By Leslie Lindsay
Next Friday at this time, early-morning crowds will be beating down the doors of retailers looking for holiday shopping bargains and our tummies will still be full of pumpkin pie and sweet potatoes. How did it get to be nearly Thanksgiving already?! Funny, that linear time thing…
So, what’s on tap for the annual stuff-your-face-fest? I know–how about some fun, unconventional crafts and activities? Here are a few to consider:
- Have a collage party with your kiddos and some of their friends. Get a variety of colored construction paper, enough to spell Thanksgiving…(uh, that would be 12 sheets of mulitcolored paper). On each piece of paper, add a single letter until you have spelled Thanksgiving. Next, either look in catalogs/magazines or find some of your own photos and cut out pictures of objects that begin with that particular letter. For older kids, you can have them write down all of the “T” words they are thankful for. Punch holes along the top of each letter card and tie together with ribbon or yarn to create a whimsical Thanksgiving banner.

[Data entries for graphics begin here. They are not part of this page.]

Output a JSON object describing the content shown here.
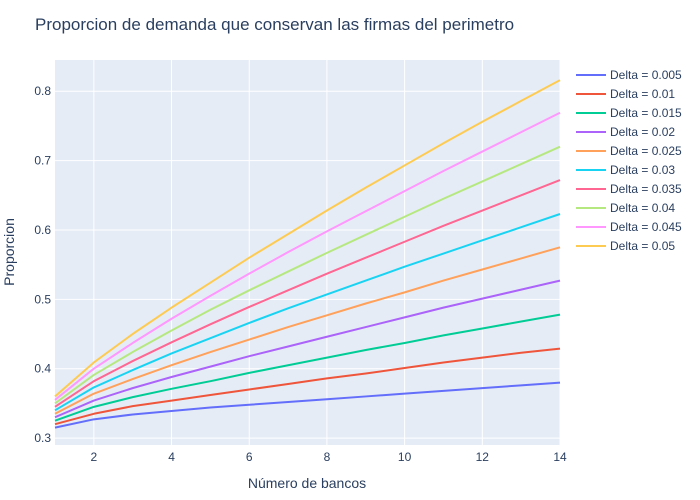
{
  "chart_data": {
    "type": "line",
    "title": "Proporcion de demanda que conservan las firmas del perimetro",
    "xlabel": "Número de bancos",
    "ylabel": "Proporcion",
    "xlim": [
      1,
      14
    ],
    "ylim": [
      0.29,
      0.845
    ],
    "xticks": [
      2,
      4,
      6,
      8,
      10,
      12,
      14
    ],
    "yticks": [
      0.3,
      0.4,
      0.5,
      0.6,
      0.7,
      0.8
    ],
    "grid": true,
    "legend_position": "right",
    "x": [
      1,
      2,
      3,
      4,
      5,
      6,
      7,
      8,
      9,
      10,
      11,
      12,
      13,
      14
    ],
    "series": [
      {
        "name": "Delta = 0.005",
        "color": "#636efa",
        "values": [
          0.315,
          0.327,
          0.334,
          0.339,
          0.344,
          0.348,
          0.352,
          0.356,
          0.36,
          0.364,
          0.368,
          0.372,
          0.376,
          0.38
        ]
      },
      {
        "name": "Delta = 0.01",
        "color": "#ef553b",
        "values": [
          0.32,
          0.335,
          0.346,
          0.354,
          0.362,
          0.37,
          0.378,
          0.386,
          0.393,
          0.401,
          0.409,
          0.416,
          0.423,
          0.429
        ]
      },
      {
        "name": "Delta = 0.015",
        "color": "#00cc96",
        "values": [
          0.325,
          0.345,
          0.359,
          0.371,
          0.382,
          0.394,
          0.405,
          0.416,
          0.427,
          0.437,
          0.448,
          0.458,
          0.468,
          0.478
        ]
      },
      {
        "name": "Delta = 0.02",
        "color": "#ab63fa",
        "values": [
          0.33,
          0.354,
          0.372,
          0.388,
          0.403,
          0.418,
          0.432,
          0.446,
          0.46,
          0.474,
          0.488,
          0.501,
          0.514,
          0.527
        ]
      },
      {
        "name": "Delta = 0.025",
        "color": "#ffa15a",
        "values": [
          0.335,
          0.364,
          0.385,
          0.405,
          0.424,
          0.442,
          0.46,
          0.477,
          0.494,
          0.51,
          0.527,
          0.543,
          0.559,
          0.575
        ]
      },
      {
        "name": "Delta = 0.03",
        "color": "#19d3f3",
        "values": [
          0.34,
          0.373,
          0.398,
          0.422,
          0.444,
          0.466,
          0.487,
          0.507,
          0.527,
          0.547,
          0.566,
          0.585,
          0.604,
          0.623
        ]
      },
      {
        "name": "Delta = 0.035",
        "color": "#ff6692",
        "values": [
          0.345,
          0.382,
          0.411,
          0.438,
          0.464,
          0.489,
          0.513,
          0.537,
          0.56,
          0.583,
          0.606,
          0.628,
          0.65,
          0.672
        ]
      },
      {
        "name": "Delta = 0.04",
        "color": "#b6e880",
        "values": [
          0.35,
          0.391,
          0.424,
          0.455,
          0.485,
          0.513,
          0.54,
          0.567,
          0.593,
          0.619,
          0.645,
          0.67,
          0.695,
          0.72
        ]
      },
      {
        "name": "Delta = 0.045",
        "color": "#ff97ff",
        "values": [
          0.355,
          0.4,
          0.437,
          0.472,
          0.505,
          0.537,
          0.568,
          0.598,
          0.627,
          0.656,
          0.685,
          0.713,
          0.741,
          0.769
        ]
      },
      {
        "name": "Delta = 0.05",
        "color": "#fecb52",
        "values": [
          0.36,
          0.409,
          0.45,
          0.488,
          0.524,
          0.56,
          0.594,
          0.628,
          0.661,
          0.693,
          0.725,
          0.756,
          0.786,
          0.816
        ]
      }
    ]
  }
}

- Then there’s the classic turn-you-hand-into-a-turkey print. You can paint the palm of your child’s hand with acrylic paint and press down on a piece of paper to create a handprint. Add real feathers (from the craft store), a googly eye, and toothpick legs. If it’s cute enough, frame it. It saves that tiny hand for generations to come. (for a less-mess option, try just tracing your child’s hand with a marker. For older kids, they can write 5 things they are thankful for on each finger/thumb. Send to grandparents as a card.)
- Less traditional ideas may include: working in a homeless shelter, preparing and donating a meal to a family in need, or donating canned goods to a local shelter.
- The day of Thanksgiving may provide you and your family an opportunity to work up an appetite. Find a new place to discover–a county park, a forest preserve, a state park, etc. Works especially well if you can go early in the morning. Talk about all you are thankful for as you wander along the (beaten) path.
- Have your children help prepare for the meal. They can make placecards for each person attending. Take some heavy-weight paper, fold in half and allow them to decorate with makers, stickers, etc. The catch here is they have to write something on the placecard that they like or are particularly thankful for in that person. “Uncle Mike…I love your chuckle.”
- Older kids can help by playing “waitress.” Have then greet each guest with an apron and small clipboard. The can be in charge of getting drink or dessert orders.
- Afterwards, sit fireside and play a game of Scrabble. Who can come up with the most Thanksgiving-related words? Pilgrim, corn, indian, grateful, cornacopia…
May you have a happy and joyous day!